Plusieurs enquêtes dont certaines en cours, font de l’ancien Préfet de la Mefou, le plus grand détourneur de derniers publics.

Personne n’en croit ses yeux lorsqu’on compte le nombre de comptes bancaires et le volume du parc automobile de l’ancien Mindef Edgard Mebe Ngoh.

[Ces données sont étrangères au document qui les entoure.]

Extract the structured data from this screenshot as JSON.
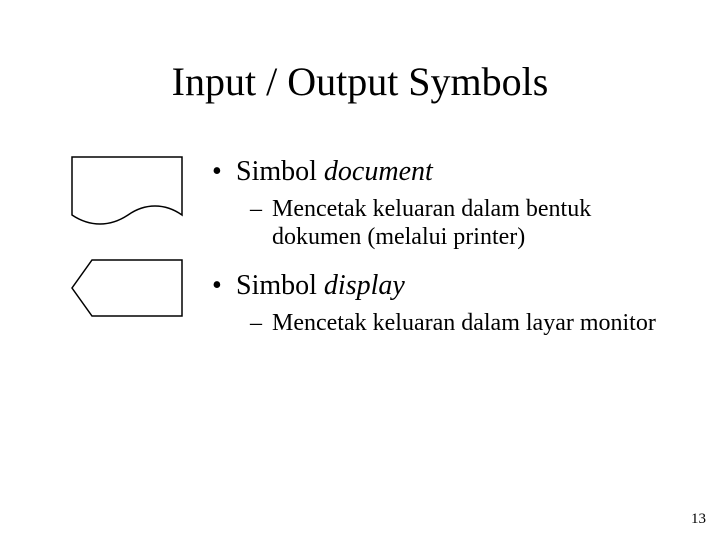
{
  "title": "Input / Output Symbols",
  "items": [
    {
      "label_prefix": "Simbol ",
      "label_em": "document",
      "desc": "Mencetak keluaran dalam bentuk dokumen (melalui printer)",
      "shape": "document-symbol"
    },
    {
      "label_prefix": "Simbol ",
      "label_em": "display",
      "desc": "Mencetak keluaran dalam layar monitor",
      "shape": "display-symbol"
    }
  ],
  "page_number": "13"
}
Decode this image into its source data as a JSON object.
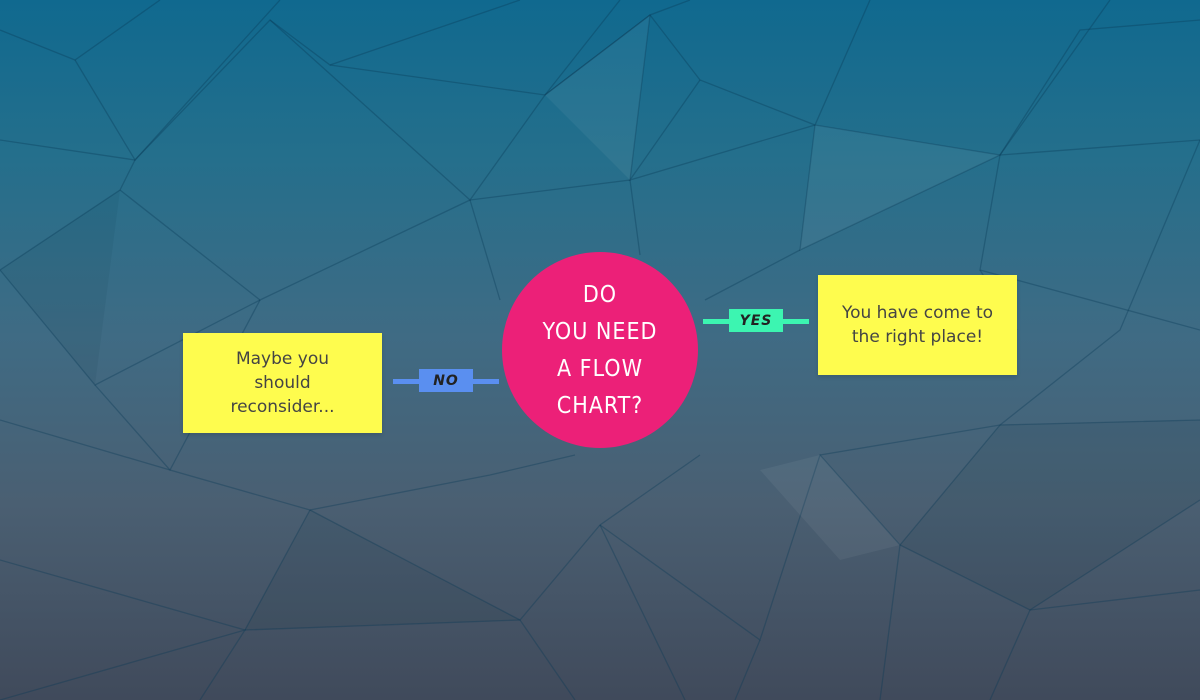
{
  "diagram": {
    "question": "DO\nYOU NEED\nA FLOW\nCHART?",
    "yes_answer": "You have come to the right place!",
    "no_answer": "Maybe you should reconsider...",
    "yes_label": "YES",
    "no_label": "NO"
  },
  "colors": {
    "question_fill": "#ec2078",
    "answer_fill": "#fefc4e",
    "yes_connector": "#3cf5b1",
    "no_connector": "#5a8ff0",
    "background_top": "#10698f",
    "background_bottom": "#404a5b"
  }
}
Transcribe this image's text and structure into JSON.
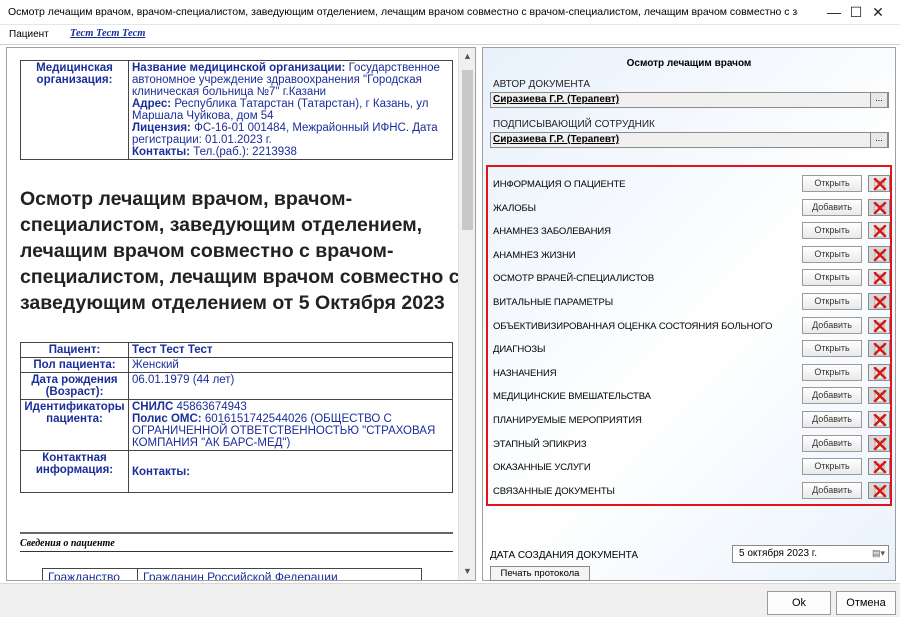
{
  "window": {
    "title": "Осмотр лечащим врачом, врачом-специалистом, заведующим отделением, лечащим врачом совместно с врачом-специалистом, лечащим врачом совместно с заведую...",
    "minimize": "—",
    "maximize": "☐",
    "close": "✕"
  },
  "patient_bar": {
    "label": "Пациент",
    "value": "Тест Тест Тест"
  },
  "document": {
    "org_label": "Медицинская организация:",
    "org_name_label": "Название медицинской организации:",
    "org_name": "Государственное автономное учреждение здравоохранения \"Городская клиническая больница №7\" г.Казани",
    "address_label": "Адрес:",
    "address": "Республика Татарстан (Татарстан), г Казань, ул Маршала Чуйкова, дом 54",
    "license_label": "Лицензия:",
    "license": "ФС-16-01 001484, Межрайонный ИФНС. Дата регистрации: 01.01.2023 г.",
    "contacts_label": "Контакты:",
    "contacts": "Тел.(раб.): 2213938",
    "title": "Осмотр лечащим врачом, врачом-специалистом, заведующим отделением, лечащим врачом совместно с врачом-специалистом, лечащим врачом совместно с заведующим отделением от 5 Октября 2023",
    "patient": {
      "name_label": "Пациент:",
      "name": "Тест Тест Тест",
      "sex_label": "Пол пациента:",
      "sex": "Женский",
      "dob_label": "Дата рождения (Возраст):",
      "dob": "06.01.1979 (44 лет)",
      "ids_label": "Идентификаторы пациента:",
      "snils_label": "СНИЛС",
      "snils": "45863674943",
      "oms_label": "Полис ОМС:",
      "oms": "6016151742544026 (ОБЩЕСТВО С ОГРАНИЧЕННОЙ ОТВЕТСТВЕННОСТЬЮ \"СТРАХОВАЯ КОМПАНИЯ \"АК БАРС-МЕД\")",
      "contact_label": "Контактная информация:",
      "contact_value": "Контакты:"
    },
    "section_heading": "Сведения о пациенте",
    "citizenship_label": "Гражданство",
    "citizenship": "Гражданин Российской Федерации"
  },
  "panel": {
    "title": "Осмотр лечащим врачом",
    "author_label": "АВТОР ДОКУМЕНТА",
    "author": "Сиразиева Г.Р. (Терапевт)",
    "signer_label": "ПОДПИСЫВАЮЩИЙ СОТРУДНИК",
    "signer": "Сиразиева Г.Р. (Терапевт)",
    "ellipsis": "...",
    "sections": [
      {
        "label": "ИНФОРМАЦИЯ О ПАЦИЕНТЕ",
        "action": "Открыть"
      },
      {
        "label": "ЖАЛОБЫ",
        "action": "Добавить"
      },
      {
        "label": "АНАМНЕЗ ЗАБОЛЕВАНИЯ",
        "action": "Открыть"
      },
      {
        "label": "АНАМНЕЗ ЖИЗНИ",
        "action": "Открыть"
      },
      {
        "label": "ОСМОТР ВРАЧЕЙ-СПЕЦИАЛИСТОВ",
        "action": "Открыть"
      },
      {
        "label": "ВИТАЛЬНЫЕ ПАРАМЕТРЫ",
        "action": "Открыть"
      },
      {
        "label": "ОБЪЕКТИВИЗИРОВАННАЯ ОЦЕНКА СОСТОЯНИЯ БОЛЬНОГО",
        "action": "Добавить"
      },
      {
        "label": "ДИАГНОЗЫ",
        "action": "Открыть"
      },
      {
        "label": "НАЗНАЧЕНИЯ",
        "action": "Открыть"
      },
      {
        "label": "МЕДИЦИНСКИЕ ВМЕШАТЕЛЬСТВА",
        "action": "Добавить"
      },
      {
        "label": "ПЛАНИРУЕМЫЕ МЕРОПРИЯТИЯ",
        "action": "Добавить"
      },
      {
        "label": "ЭТАПНЫЙ ЭПИКРИЗ",
        "action": "Добавить"
      },
      {
        "label": "ОКАЗАННЫЕ УСЛУГИ",
        "action": "Открыть"
      },
      {
        "label": "СВЯЗАННЫЕ ДОКУМЕНТЫ",
        "action": "Добавить"
      }
    ],
    "date_label": "ДАТА СОЗДАНИЯ ДОКУМЕНТА",
    "date_value": "5 октября  2023 г.",
    "print_label": "Печать протокола",
    "highlight_color": "#e0141c"
  },
  "footer": {
    "ok": "Ok",
    "cancel": "Отмена"
  }
}
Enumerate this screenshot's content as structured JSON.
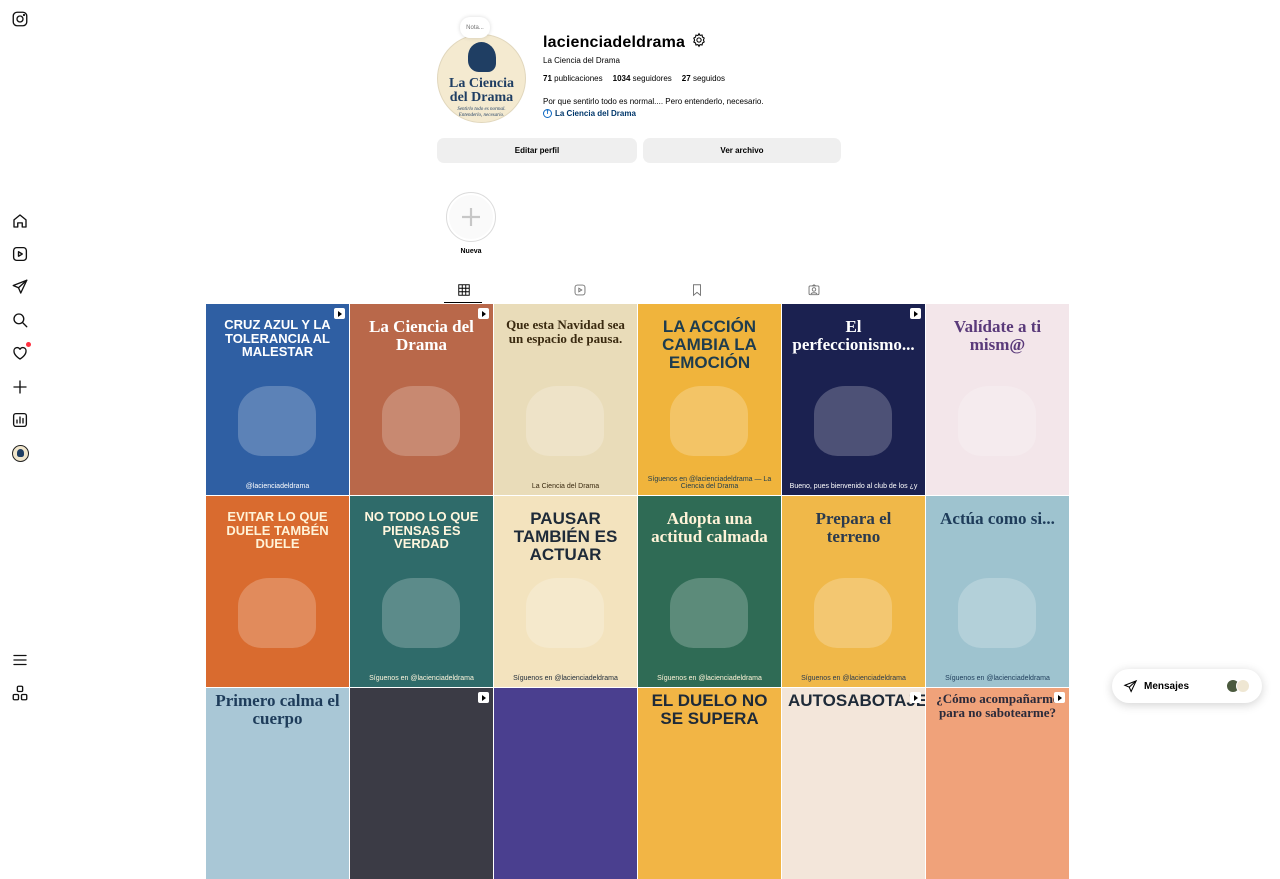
{
  "profile": {
    "note": "Nota...",
    "username": "lacienciadeldrama",
    "full_name": "La Ciencia del Drama",
    "stats": {
      "posts_count": "71",
      "posts_label": "publicaciones",
      "followers_count": "1034",
      "followers_label": "seguidores",
      "following_count": "27",
      "following_label": "seguidos"
    },
    "bio": "Por que sentirlo todo es normal.... Pero entenderlo, necesario.",
    "link_text": "La Ciencia del Drama",
    "avatar": {
      "line1": "La Ciencia",
      "line2": "del Drama",
      "tagline": "Sentirlo todo es normal. Entenderlo, necesario."
    },
    "edit_button": "Editar perfil",
    "archive_button": "Ver archivo"
  },
  "highlight": {
    "label": "Nueva"
  },
  "tabs": [
    "posts-grid-icon",
    "reels-icon",
    "saved-icon",
    "tagged-icon"
  ],
  "posts": [
    {
      "caption": "CRUZ AZUL Y LA TOLERANCIA AL MALESTAR",
      "footer": "@lacienciadeldrama",
      "bg": "#2f5fa3",
      "fg": "#ffffff",
      "reel": true
    },
    {
      "caption": "La Ciencia del Drama",
      "footer": "",
      "bg": "#b9684a",
      "fg": "#ffffff",
      "reel": true
    },
    {
      "caption": "Que esta Navidad sea un espacio de pausa.",
      "footer": "La Ciencia del Drama",
      "bg": "#e9dcb9",
      "fg": "#3a2a10",
      "reel": false
    },
    {
      "caption": "LA ACCIÓN CAMBIA LA EMOCIÓN",
      "footer": "Síguenos en @lacienciadeldrama — La Ciencia del Drama",
      "bg": "#f0b43c",
      "fg": "#1e3c4e",
      "reel": false
    },
    {
      "caption": "El perfeccionismo...",
      "footer": "Bueno, pues bienvenido al club de los ¿y",
      "bg": "#1b2150",
      "fg": "#ffffff",
      "reel": true
    },
    {
      "caption": "Valídate a ti mism@",
      "footer": "",
      "bg": "#f3e6ea",
      "fg": "#5a3a7a",
      "reel": false
    },
    {
      "caption": "EVITAR LO QUE DUELE TAMBÉN DUELE",
      "footer": "",
      "bg": "#d96b2f",
      "fg": "#fff3d8",
      "reel": false
    },
    {
      "caption": "NO TODO LO QUE PIENSAS ES VERDAD",
      "footer": "Síguenos en @lacienciadeldrama",
      "bg": "#2f6b6a",
      "fg": "#fff6dd",
      "reel": false
    },
    {
      "caption": "PAUSAR TAMBIÉN ES ACTUAR",
      "footer": "Síguenos en @lacienciadeldrama",
      "bg": "#f3e3be",
      "fg": "#1e2a38",
      "reel": false
    },
    {
      "caption": "Adopta una actitud calmada",
      "footer": "Síguenos en @lacienciadeldrama",
      "bg": "#2f6b55",
      "fg": "#fff3d8",
      "reel": false
    },
    {
      "caption": "Prepara el terreno",
      "footer": "Síguenos en @lacienciadeldrama",
      "bg": "#f0b849",
      "fg": "#2a3a4e",
      "reel": false
    },
    {
      "caption": "Actúa como si...",
      "footer": "Síguenos en @lacienciadeldrama",
      "bg": "#9ec3cf",
      "fg": "#1e3c5a",
      "reel": false
    },
    {
      "caption": "Primero calma el cuerpo",
      "footer": "",
      "bg": "#a9c7d6",
      "fg": "#1e3c5a",
      "reel": false
    },
    {
      "caption": "",
      "footer": "",
      "bg": "#3b3b45",
      "fg": "#ffffff",
      "reel": true
    },
    {
      "caption": "",
      "footer": "",
      "bg": "#4a3f8f",
      "fg": "#ffffff",
      "reel": false
    },
    {
      "caption": "EL DUELO NO SE SUPERA",
      "footer": "",
      "bg": "#f2b545",
      "fg": "#1e2a38",
      "reel": false
    },
    {
      "caption": "AUTOSABOTAJE",
      "footer": "",
      "bg": "#f3e6da",
      "fg": "#1e2a38",
      "reel": true
    },
    {
      "caption": "¿Cómo acompañarme para no sabotearme?",
      "footer": "",
      "bg": "#f0a27a",
      "fg": "#2a2a3a",
      "reel": true
    }
  ],
  "messages": {
    "label": "Mensajes"
  },
  "sidebar": [
    "instagram-logo-icon",
    "home-icon",
    "reels-icon",
    "messages-icon",
    "search-icon",
    "notifications-icon",
    "create-icon",
    "dashboard-icon",
    "profile-avatar",
    "more-menu-icon",
    "also-from-meta-icon"
  ]
}
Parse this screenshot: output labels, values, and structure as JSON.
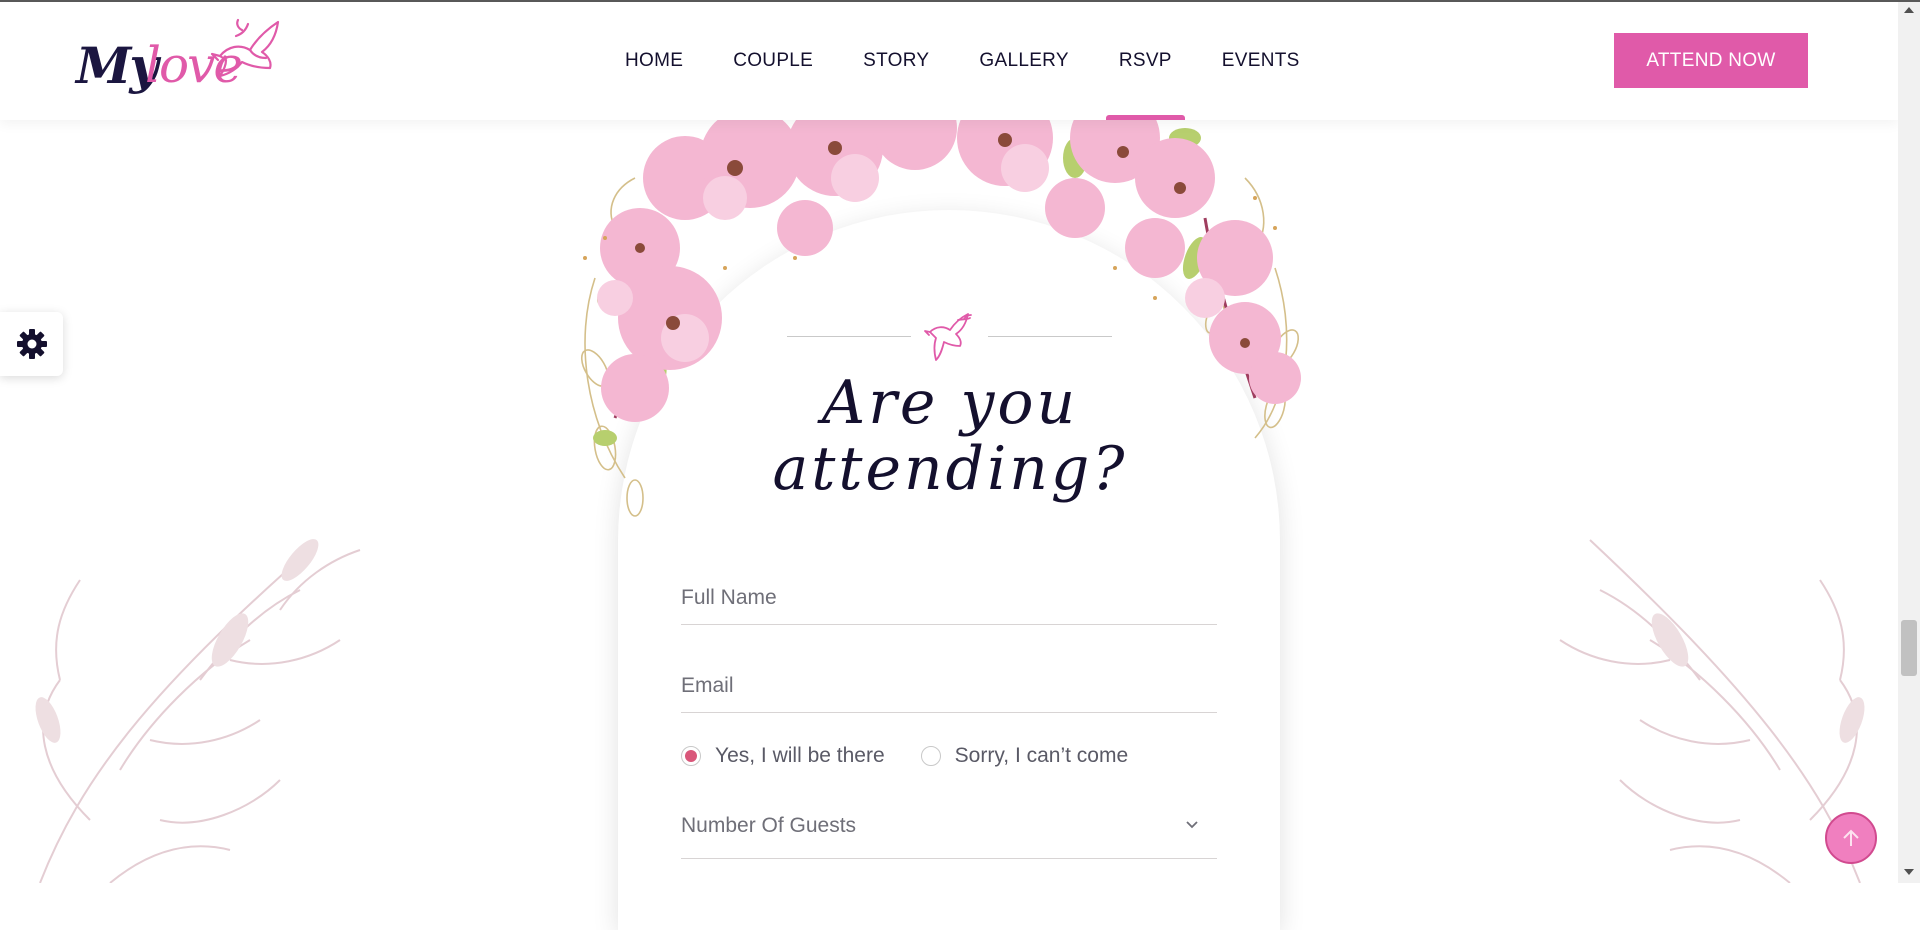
{
  "header": {
    "logo": {
      "part1": "My",
      "part2": "love",
      "icon": "dove-icon"
    },
    "nav": [
      {
        "label": "HOME"
      },
      {
        "label": "COUPLE"
      },
      {
        "label": "STORY"
      },
      {
        "label": "GALLERY"
      },
      {
        "label": "RSVP",
        "active": true
      },
      {
        "label": "EVENTS"
      }
    ],
    "cta_label": "ATTEND NOW"
  },
  "settings": {
    "icon": "gear-icon"
  },
  "rsvp": {
    "icon": "dove-icon",
    "title_line1": "Are you",
    "title_line2": "attending?",
    "full_name": {
      "placeholder": "Full Name",
      "value": ""
    },
    "email": {
      "placeholder": "Email",
      "value": ""
    },
    "attendance_options": [
      {
        "label": "Yes, I will be there",
        "selected": true
      },
      {
        "label": "Sorry, I can’t come",
        "selected": false
      }
    ],
    "guests": {
      "selected": "Number Of Guests",
      "icon": "chevron-down-icon"
    }
  },
  "back_to_top": {
    "icon": "arrow-up-icon"
  },
  "colors": {
    "accent": "#e05aa9",
    "navy": "#14102e",
    "radio_selected": "#d9577a"
  }
}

Vingt-quatre comptes bancaires au Cameroun, presque autant à l’étranger, plus d’une trentaine de véhicules de marque, de nombreux titres fonciers… D’aucuns se demandent pourquoi en faire ? S’il reste évident que l’inculpé bénéfice encore de la présomption d’innocence, il y a lieu aussi de croire au regard des richesses supposées, à la présomption de culpabilité de ce ministre de Paul Biya. Comment en est-on arrivé là ? Selon nos sources,  » l’appétit d’Edgar serait né dès son passage à la dgsn où pour faire au mieux son job, les liquidités lui étaient tellement disponibles. De là au Mindef où certains chefs militaires n’étaient pas habitués, on croyait qu’il était devenu malade : escorte et gyrophares, gardes rapprochées et autour de son domicile et son quartier Odza à Yaoundé, affichages concurrentiels de photos aux côtés de celles du chefs de l’État et chef des armées, les bulletins de renseignements sont vite parvenus au président de la République Paul Biya. De nombreux marchés dont ceux du ministère même de la défense sur l’achat des armements et le chantier annuel de la tribune présidentielle au boulevard du 20 mai, sont la descente en enfer du « dauphin du président Paul Biya ». Aujourd’hui, après plusieurs mois de détention préventive en raison de la multiplicité des chefs d’accusation, la messe semble de plus en plus dite pour ce serviteur du prince. On parle comme chez Ondo Ndong, de réclusion à perpétuité ou tout au moins, d’une cinquantaine d’années de réclusion. Certains pensionnaires de la centrale de Kondengui auraient négocié pour lui la vie, d’autres comme le mariologue aujourd’hui décédé, auraient aussi intercédé en sa faveur pour qu’il comprenne qu’avec Paul Biya « l’entrée au gouvernement camerounais constitue l’ouverture de la porte pour Kondengui. Et si Mebe l’a compris au départ, il aurait raison de ne pas s’en plaindre surtout s’il a réussi à amasser cette fortune qu’on lui colle à la peau. Vingt ans, trente, cinquante ou à vie ? Les jours qui commencent nous en diront plus.